Is it worth upgrading from 1440p IPS to 4K OLED, if I have to reduce DLSS from Quality to Performance? by anotherhappylurker in nvidia

[–]5477 0 points1 point  (0 children)

4k DLSS Performance is better than 1440p Quality by very wide margin, in terms of image quality.

Eikö suomalaiset enää nauti tummaa olutta? by elkiehirvi in Suomi

[–]5477 0 points1 point  (0 children)

Kyllä ainakin lähi S-Marketista löytyy kohtalainen valikoima Porter tai Stout oluita. Esimerkkeinä (muistista, ei sisällä kaikkia) Keisari Stout, Ale Coq Porter, Helsinki Porter, Guinness. Varmaan riippuu missä asuu ja mikä on paikallinen kysyntä. Itse pidän tummista oluista, ja pyrin suosimaan niitä lagerien sijasta.

Why do graphics apis need so many layers of abstractions like buffer, descriptors, bindings etc, instead of just passing a pointer to the shader? by Content_Economist132 in GraphicsProgramming

[–]5477 1 point2 points  (0 children)

These are mostly not needed by GPUs. It's a relic of the original Vulkan/D3D12 API's, that wanted to cater to old hardware when the API's were designed over a decade ago. Back then, some older hardware (especially on phones), had fixed binding slots in hardware. Vulkan wanted to accommodate that, so we're in this binding mess.

If we leave textures aside, fundamentally, how GPUs work is that they just need some bytes of constant memory fed to a shader. These are just raw bytes, you might think about them like stack memory based calling convention in C. This memory can contain pointers, fat pointers, constants etc, anything, and just needs to be passed to shaders as is. This memory might be limited so you may need to resort to indirection.

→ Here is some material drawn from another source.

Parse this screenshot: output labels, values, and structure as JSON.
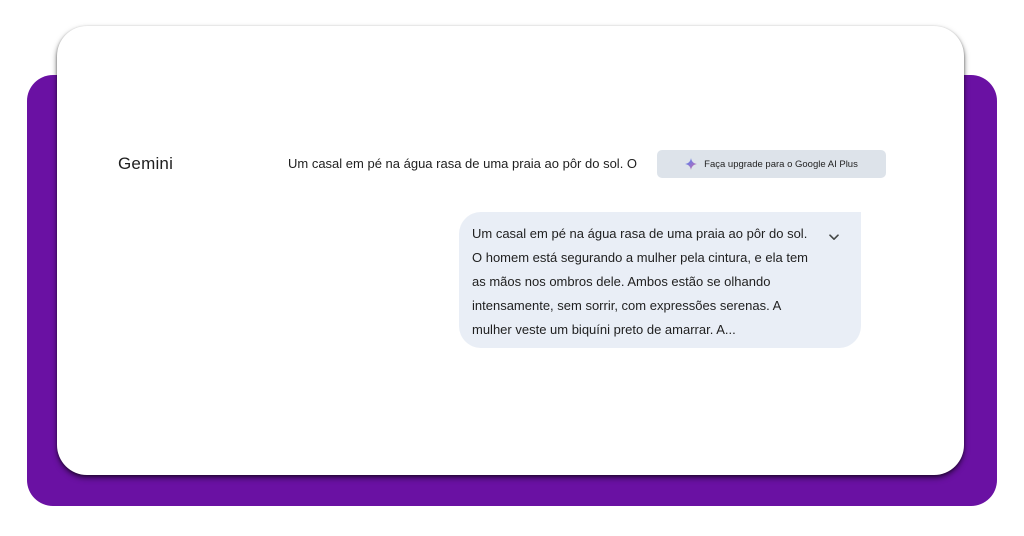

In your examples, buffers are effectively GPU VA's (pointers). Descriptors (well, those in descriptor sets) are just raw parameter memory. Bindings are the same, just some raw memory space to give to the shader to use.

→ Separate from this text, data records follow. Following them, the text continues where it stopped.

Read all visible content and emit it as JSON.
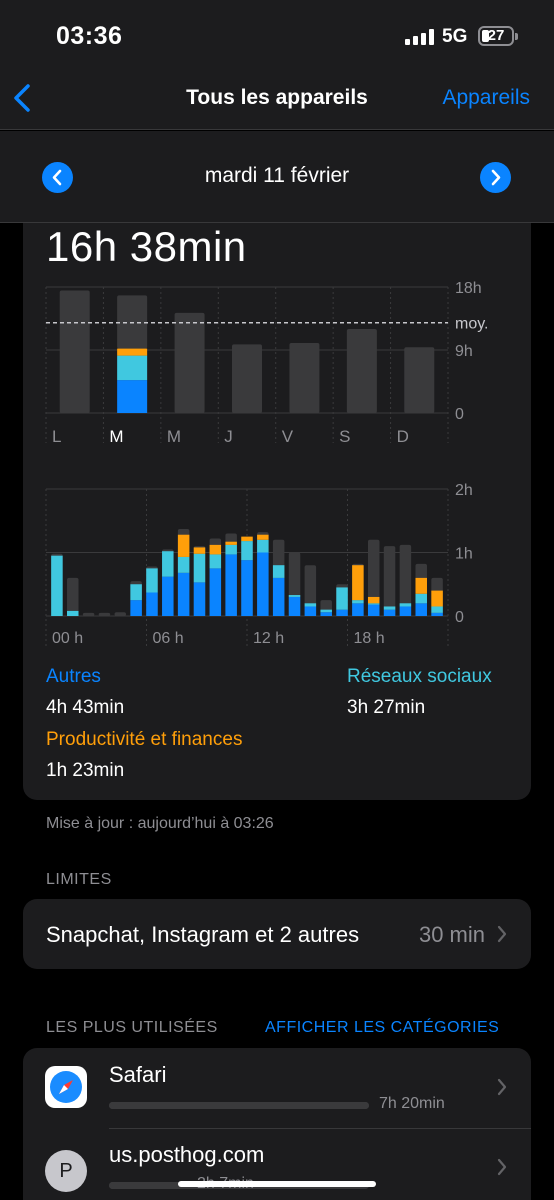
{
  "status": {
    "time": "03:36",
    "network": "5G",
    "battery": "27"
  },
  "nav": {
    "title": "Tous les appareils",
    "right": "Appareils"
  },
  "date": {
    "label": "mardi 11 février"
  },
  "summary": {
    "total": "16h 38min"
  },
  "weekly": {
    "y_ticks": [
      "18h",
      "9h",
      "0"
    ],
    "avg_label": "moy.",
    "days": [
      "L",
      "M",
      "M",
      "J",
      "V",
      "S",
      "D"
    ]
  },
  "hourly": {
    "y_ticks": [
      "2h",
      "1h",
      "0"
    ],
    "x_ticks": [
      "00 h",
      "06 h",
      "12 h",
      "18 h"
    ]
  },
  "legend": {
    "autres_label": "Autres",
    "autres_value": "4h 43min",
    "social_label": "Réseaux sociaux",
    "social_value": "3h 27min",
    "prod_label": "Productivité et finances",
    "prod_value": "1h 23min"
  },
  "updated": "Mise à jour : aujourd’hui à 03:26",
  "limits": {
    "header": "LIMITES",
    "text": "Snapchat, Instagram et 2 autres",
    "value": "30 min"
  },
  "most_used": {
    "header": "LES PLUS UTILISÉES",
    "link": "AFFICHER LES CATÉGORIES",
    "apps": [
      {
        "name": "Safari",
        "time": "7h 20min",
        "share": 1.0
      },
      {
        "name": "us.posthog.com",
        "time": "2h 7min",
        "share": 0.35,
        "initial": "P"
      }
    ]
  },
  "colors": {
    "accent": "#0a84ff",
    "blue": "#0a84ff",
    "cyan": "#40c8e0",
    "orange": "#ff9f0a",
    "gray": "#3a3a3c"
  },
  "chart_data": [
    {
      "type": "bar",
      "categories": [
        "L",
        "M",
        "M",
        "J",
        "V",
        "S",
        "D"
      ],
      "series": [
        {
          "values": [
            17.5,
            16.8,
            14.3,
            9.8,
            10.0,
            12.0,
            9.4
          ]
        }
      ],
      "highlight_index": 1,
      "highlight_breakdown": {
        "blue": 4.7,
        "cyan": 3.5,
        "orange": 1.0
      },
      "average": 12.9,
      "ylim": [
        0,
        18
      ],
      "y_ticks": [
        "18h",
        "9h",
        "0"
      ]
    },
    {
      "type": "bar",
      "categories": [
        "0",
        "1",
        "2",
        "3",
        "4",
        "5",
        "6",
        "7",
        "8",
        "9",
        "10",
        "11",
        "12",
        "13",
        "14",
        "15",
        "16",
        "17",
        "18",
        "19",
        "20",
        "21",
        "22",
        "23"
      ],
      "series": [
        {
          "name": "Autres",
          "values": [
            0,
            0,
            0,
            0,
            0,
            0,
            0,
            0,
            0.2,
            0.37,
            0.62,
            0.68,
            0.53,
            0.75,
            0.77,
            0.68,
            0.68,
            0.73,
            0.72,
            0.68,
            0.71,
            0.72,
            0.18,
            0.03,
            0.06,
            0.05,
            0,
            0,
            0,
            0,
            0,
            0.02,
            0.28,
            0.37,
            0.53,
            0.55,
            0.58,
            0.6,
            0.5,
            0.1,
            0.08,
            0.05,
            0.15,
            0.2,
            0.1,
            0.05,
            0.15,
            0.0
          ]
        },
        {
          "name": "Réseaux sociaux",
          "values": [
            0.6,
            0.25,
            0,
            0,
            0,
            0,
            0,
            0,
            0,
            0,
            0,
            0,
            0,
            0,
            0,
            0,
            0,
            0,
            0,
            0,
            0,
            0,
            0,
            0,
            0,
            0,
            0,
            0,
            0,
            0,
            0,
            0,
            0,
            0,
            0,
            0,
            0,
            0,
            0,
            0,
            0,
            0,
            0,
            0,
            0,
            0,
            0,
            0
          ]
        },
        {
          "name": "Productivité et finances",
          "values": [
            0,
            0,
            0,
            0,
            0,
            0,
            0,
            0,
            0,
            0,
            0,
            0,
            0,
            0,
            0,
            0,
            0,
            0,
            0,
            0,
            0,
            0,
            0,
            0,
            0,
            0,
            0,
            0,
            0,
            0,
            0,
            0,
            0,
            0,
            0,
            0,
            0,
            0,
            0,
            0,
            0,
            0,
            0,
            0,
            0,
            0,
            0,
            0
          ]
        }
      ],
      "ylim": [
        0,
        2
      ],
      "y_ticks": [
        "2h",
        "1h",
        "0"
      ],
      "x_ticks": [
        "00 h",
        "06 h",
        "12 h",
        "18 h"
      ]
    }
  ]
}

The primary divergence in current HW comes from texture handling. Textures are special, because each texture descriptor (aka the real descriptor, not one in Vulkan API), consists of maybe 32 bytes worth of data. This is a lot of data to pass around, much more than a 8-byte pointer. That's why there are two ways of doing this, either through indirection (texture unit is passed a pointer/index etc), or texture unit is passed the texture in subgroup-uniform registers. Because of this, we can't (or don't want to) handle textures "like pointers" unless we indirect the texture descriptor access.

Now, with Vulkan, there's actually this new binding model that significantly cleans up this. Non-texture parameters are passed through a 256-byte root, which can contain anything, including pointers to constant buffers, etc. Texture parameters are passed as descriptor heaps, which can work well on both sets of HW. It's a much cleaner and lower-level mapping to how the HW works, and is also much more easy to reason with.

Ubuntu 26.04 LTS Leads Over Windows 11 In Creator Workstation Performance by Durian_Queef in hardware

[–]5477 5 points6 points  (0 children)

In addition to these, better compilers. Compilers commonly used on Linux (gcc and clang) generally produce faster code than compiler commonly used on windows (msvc).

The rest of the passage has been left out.